LONDON-If the Glasgow climate conference fails to deliver, it could mark the end of the global approach to tackling the problem.

COP26 in November will see around 200 world leaders meet to agree a new, long term deal on rising temperatures. But according to Claire O’Neill, the president of COP26, the UK has “one shot” at making it a success.

She told a BBC documentary that if Glasgow fails, people will question the whole UN approach. COP26 marks a critical moment for the UN in the long running effort to find a global solution to climate change.

Another 120 countries have now told the UN that they have either agreed on plans to reach net-zero emissions by 2050 or are working towards that goal. While this represents some progress, a key part of the Glasgow meeting will be trying to push countries to go even further.

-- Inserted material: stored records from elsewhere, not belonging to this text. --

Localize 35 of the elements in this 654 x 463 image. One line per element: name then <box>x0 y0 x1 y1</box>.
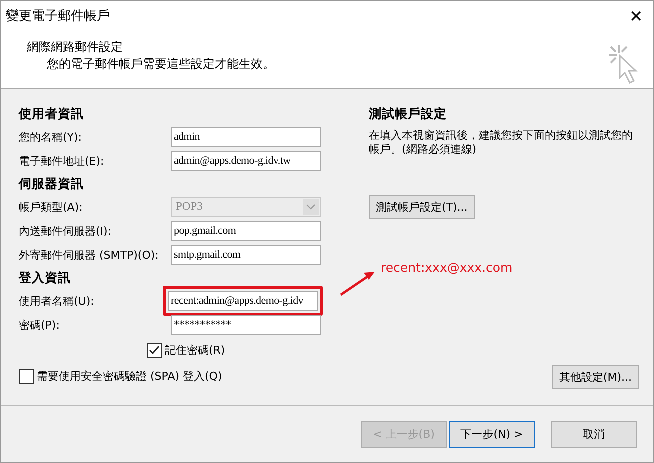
input-field[interactable]: *********** <box>171 315 321 335</box>
section-heading: 伺服器資訊 <box>19 175 85 193</box>
footer-button[interactable]: 下一步(N) > <box>449 420 535 448</box>
header-title: 網際網路郵件設定 <box>27 39 124 56</box>
close-button[interactable]: ✕ <box>630 6 643 26</box>
section-heading: 登入資訊 <box>19 269 72 287</box>
checkbox-label: 記住密碼(R) <box>165 342 226 358</box>
checkbox-label: 需要使用安全密碼驗證 (SPA) 登入(Q) <box>37 368 222 384</box>
checkbox[interactable] <box>19 368 34 384</box>
test-description: 在填入本視窗資訊後，建議您按下面的按鈕以測試您的帳戶。(網路必須連線) <box>369 129 634 157</box>
field-label: 電子郵件地址(E): <box>19 154 106 168</box>
field-label: 外寄郵件伺服器 (SMTP)(O): <box>19 248 160 262</box>
section-heading: 測試帳戶設定 <box>369 105 448 123</box>
field-label: 密碼(P): <box>19 318 61 332</box>
footer-button[interactable]: 取消 <box>551 420 637 448</box>
annotation-arrow <box>339 269 377 297</box>
input-field[interactable]: recent:admin@apps.demo-g.idv <box>168 291 318 311</box>
header-subtitle: 您的電子郵件帳戶需要這些設定才能生效。 <box>46 56 275 73</box>
test-account-button[interactable]: 測試帳戶設定(T)... <box>369 195 475 219</box>
field-label: 您的名稱(Y): <box>19 130 84 144</box>
input-field[interactable]: pop.gmail.com <box>171 221 321 241</box>
field-label: 帳戶類型(A): <box>19 200 84 214</box>
input-field[interactable]: admin <box>171 127 321 147</box>
field-label: 內送郵件伺服器(I): <box>19 224 113 238</box>
window-title: 變更電子郵件帳戶 <box>6 8 110 25</box>
field-label: 使用者名稱(U): <box>19 294 96 308</box>
input-field[interactable]: admin@apps.demo-g.idv.tw <box>171 151 321 171</box>
checkbox[interactable] <box>147 342 162 358</box>
checkbox-row[interactable]: 記住密碼(R) <box>19 337 323 363</box>
input-field[interactable]: smtp.gmail.com <box>171 245 321 265</box>
more-settings-button[interactable]: 其他設定(M)... <box>552 365 639 389</box>
chevron-down-icon <box>303 199 319 215</box>
annotation-text: recent:xxx@xxx.com <box>381 260 513 275</box>
section-heading: 使用者資訊 <box>19 105 85 123</box>
checkbox-row[interactable]: 需要使用安全密碼驗證 (SPA) 登入(Q) <box>19 363 323 389</box>
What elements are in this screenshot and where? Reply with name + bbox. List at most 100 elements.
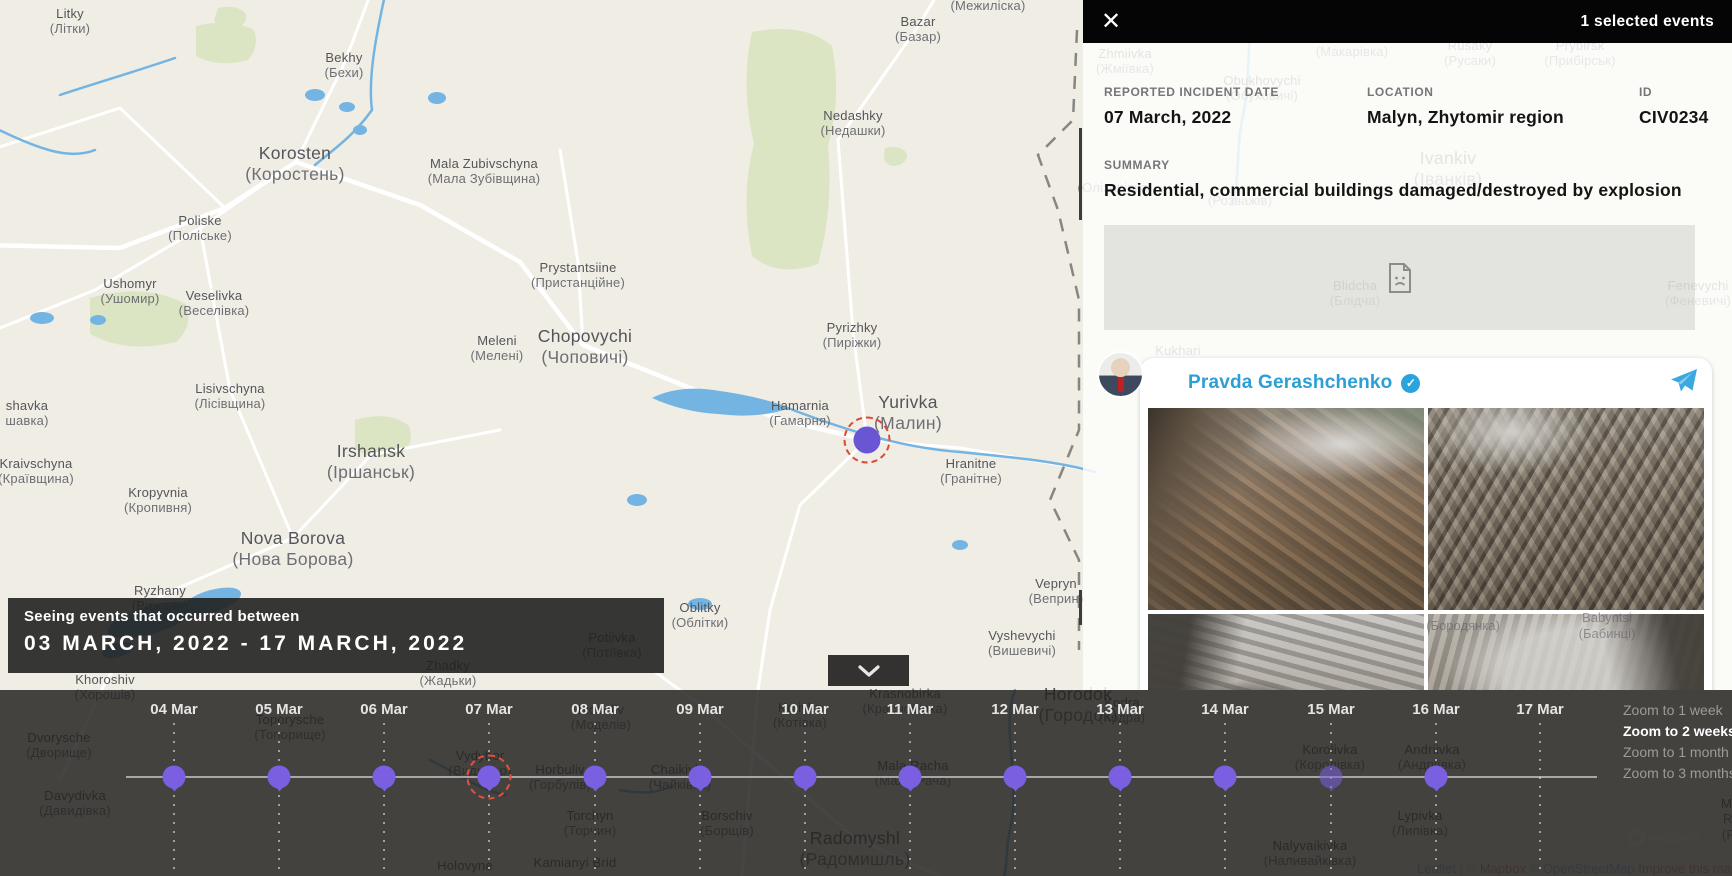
- map-place-label: Litky(Літки): [50, 6, 90, 37]
- timeline[interactable]: 04 Mar 05 Mar 06 Mar 07 Mar 08 Mar 09 Mar 10 M…: [0, 690, 1732, 876]
- timeline-event-dot[interactable]: [1004, 766, 1027, 789]
- timeline-event-dot[interactable]: [163, 766, 186, 789]
- map-place-label: shavkaшавка): [5, 398, 48, 429]
- timeline-event-dot[interactable]: [584, 766, 607, 789]
- close-icon[interactable]: ✕: [1101, 10, 1121, 34]
- embed-photo-2[interactable]: [1428, 408, 1704, 610]
- timeline-zoom-option[interactable]: Zoom to 2 weeks: [1623, 723, 1732, 739]
- map-place-label: Bekhy(Бехи): [324, 50, 363, 81]
- map-place-label: Kraivschyna(Краївщина): [0, 456, 74, 487]
- timeline-event-dot[interactable]: [1320, 766, 1343, 789]
- timeline-event-dot[interactable]: [1425, 766, 1448, 789]
- timeline-zoom-option[interactable]: Zoom to 1 month: [1623, 744, 1732, 760]
- timeline-dotted-gridline: [1224, 723, 1226, 876]
- timeline-zoom-options: Zoom to 1 week Zoom to 2 weeks Zoom to 1 m…: [1623, 702, 1732, 781]
- timeline-dotted-gridline: [1539, 723, 1541, 876]
- map-place-label: Mala Zubivschyna(Мала Зубівщина): [424, 156, 544, 187]
- map-place-label: Poliske(Поліське): [168, 213, 232, 244]
- telegram-icon[interactable]: [1670, 368, 1698, 399]
- timeline-dotted-gridline: [909, 723, 911, 876]
- field-location: LOCATION Malyn, Zhytomir region: [1367, 85, 1564, 128]
- timeline-date-label: 13 Mar: [1096, 701, 1144, 718]
- map-place-label: Nedashky(Недашки): [821, 108, 886, 139]
- timeline-event-dot[interactable]: [1109, 766, 1132, 789]
- panel-header: ✕ 1 selected events: [1083, 0, 1732, 43]
- timeline-date-label: 12 Mar: [991, 701, 1039, 718]
- timeline-dotted-gridline: [1119, 723, 1121, 876]
- timeline-date-label: 04 Mar: [150, 701, 198, 718]
- map-place-label: Ushomyr(Ушомир): [100, 276, 159, 307]
- timeline-zoom-option[interactable]: Zoom to 1 week: [1623, 702, 1732, 718]
- timeline-dotted-gridline: [383, 723, 385, 876]
- event-detail-panel: ✕ 1 selected events REPORTED INCIDENT DA…: [1083, 0, 1732, 690]
- map-label-through-panel: (Бородянка): [1426, 618, 1500, 634]
- timeline-dotted-gridline: [699, 723, 701, 876]
- field-id: ID CIV0234: [1639, 85, 1709, 128]
- map-place-label: Bazar(Базар): [895, 14, 941, 45]
- map-place-label: (Межиліска): [950, 0, 1025, 13]
- map-place-label: Veselivka(Веселівка): [179, 288, 250, 319]
- timeline-dotted-gridline: [804, 723, 806, 876]
- timeline-date-label: 14 Mar: [1201, 701, 1249, 718]
- map-place-label: Vepryn(Веприн): [1029, 576, 1084, 607]
- map-place-label: Korosten(Коростень): [245, 143, 344, 184]
- timeline-dotted-gridline: [594, 723, 596, 876]
- telegram-embed-header: Pravda Gerashchenko ✓: [1140, 358, 1712, 408]
- broken-media-icon: [1388, 263, 1412, 293]
- telegram-photo-grid: [1140, 408, 1712, 690]
- timeline-date-label: 10 Mar: [781, 701, 829, 718]
- timeline-date-label: 09 Mar: [676, 701, 724, 718]
- telegram-author-name[interactable]: Pravda Gerashchenko: [1188, 372, 1392, 394]
- timeline-event-dot[interactable]: [689, 766, 712, 789]
- embed-photo-1[interactable]: [1148, 408, 1424, 610]
- map-place-label: Hamarnia(Гамарня): [769, 398, 831, 429]
- date-range-info-box: Seeing events that occurred between 03 M…: [8, 598, 664, 673]
- timeline-event-dot[interactable]: [794, 766, 817, 789]
- timeline-event-dot[interactable]: [268, 766, 291, 789]
- info-box-date-range: 03 MARCH, 2022 - 17 MARCH, 2022: [24, 632, 648, 656]
- timeline-axis-line: [126, 776, 1597, 778]
- timeline-event-dot[interactable]: [1214, 766, 1237, 789]
- map-place-label: Prystantsiine(Пристанційне): [531, 260, 625, 291]
- timeline-dotted-gridline: [1014, 723, 1016, 876]
- telegram-author-avatar[interactable]: [1097, 351, 1144, 398]
- timeline-dotted-gridline: [1435, 723, 1437, 876]
- timeline-date-label: 15 Mar: [1307, 701, 1355, 718]
- app: Litky(Літки) Bazar(Базар) (Межиліска) Bekhy…: [0, 0, 1732, 876]
- timeline-event-dot[interactable]: [899, 766, 922, 789]
- field-reported-incident-date: REPORTED INCIDENT DATE 07 March, 2022: [1104, 85, 1279, 128]
- panel-edge-boundary: [1079, 0, 1082, 690]
- timeline-dotted-gridline: [278, 723, 280, 876]
- timeline-date-label: 11 Mar: [887, 701, 934, 718]
- field-summary: SUMMARY Residential, commercial building…: [1104, 158, 1704, 201]
- timeline-date-label: 17 Mar: [1516, 701, 1564, 718]
- event-marker-selection-ring: [844, 417, 891, 464]
- map-place-label: Lisivschyna(Лісівщина): [195, 381, 266, 412]
- map-place-label: Hranitne(Гранітне): [940, 456, 1002, 487]
- info-box-caption: Seeing events that occurred between: [24, 608, 648, 625]
- collapse-timeline-button[interactable]: [828, 655, 909, 686]
- map-place-label: Pyrizhky(Пиріжки): [823, 320, 882, 351]
- map-place-label: Chopovychi(Чоповичі): [538, 326, 632, 367]
- map-place-label: Vyshevychi(Вишевичі): [988, 628, 1056, 659]
- map-label-through-panel: Babyntsi(Бабинці): [1579, 610, 1636, 641]
- chevron-down-icon: [858, 665, 880, 677]
- timeline-selected-ring: [467, 755, 512, 800]
- timeline-date-label: 07 Mar: [465, 701, 513, 718]
- embed-photo-3[interactable]: [1148, 614, 1424, 690]
- timeline-dotted-gridline: [488, 723, 490, 876]
- timeline-date-label: 16 Mar: [1412, 701, 1460, 718]
- verified-badge-icon: ✓: [1401, 374, 1420, 393]
- timeline-zoom-option[interactable]: Zoom to 3 months: [1623, 765, 1732, 781]
- timeline-dotted-gridline: [1330, 723, 1332, 876]
- map-place-label: Meleni(Мелені): [471, 333, 524, 364]
- media-placeholder: [1104, 225, 1695, 330]
- map-place-label: Irshansk(Іршанськ): [327, 441, 415, 482]
- selected-events-count: 1 selected events: [1581, 13, 1714, 31]
- timeline-date-label: 05 Mar: [255, 701, 303, 718]
- timeline-date-label: 06 Mar: [360, 701, 408, 718]
- map-place-label: Oblitky(Облітки): [672, 600, 729, 631]
- map-place-label: Nova Borova(Нова Борова): [232, 528, 353, 569]
- timeline-event-dot[interactable]: [373, 766, 396, 789]
- timeline-date-label: 08 Mar: [571, 701, 619, 718]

In December, there was widespread dismay after countries failed to agree on more ambitious steps at the Madrid conference of the parties known as COP25.

The messy compromise in the Spanish capital has also left a raft of complex issues unresolved, including the use of carbon markets, plus the question of compensation for loss and damage suffered by poorer nations from storms and rising sea levels.

Underpinning the lack of progress in Madrid was the huge gap between big emitters such as Brazil, Australia, India, China and US and an alliance of countries wanting to go much faster including the European Union, small island states and vulnerable nations.

Former UK minister Claire O’Neill has been tasked with presiding over COP26 and delivering an agreement acceptable to all. UN talks in Madrid ended in disappointment with many decisions kicked down the road

Widely seen as knowledgeable and authoritative, Ms O’Neill says that Glasgow is the best, and perhaps last chance to make progress under the long drawn out UN process.

“I think we have one shot,” she said, speaking to the BBC at the end of the Madrid conference in December.

“I think if we don’t have a successful outcome next year people will legitimately look at us and say ‘what are you doing, is there a better way?’”

“I think we have this amazing opportunity to get the world together to talk about ambition but crucially to deliver it, and I guess I am really determined to do that.”

Leipzig the key?

Scientists say that to keep the rise in global temperatures under 1.5C this century, a major upgrade is needed on the plans that countries are already applying to the problem. Delivering anything close to that type of deal in Glasgow will depend on a number of key meetings in the run up to COP26.

One of the most important is the summit between the President of China, Xi Jinping and EU leaders in Leipzig in September.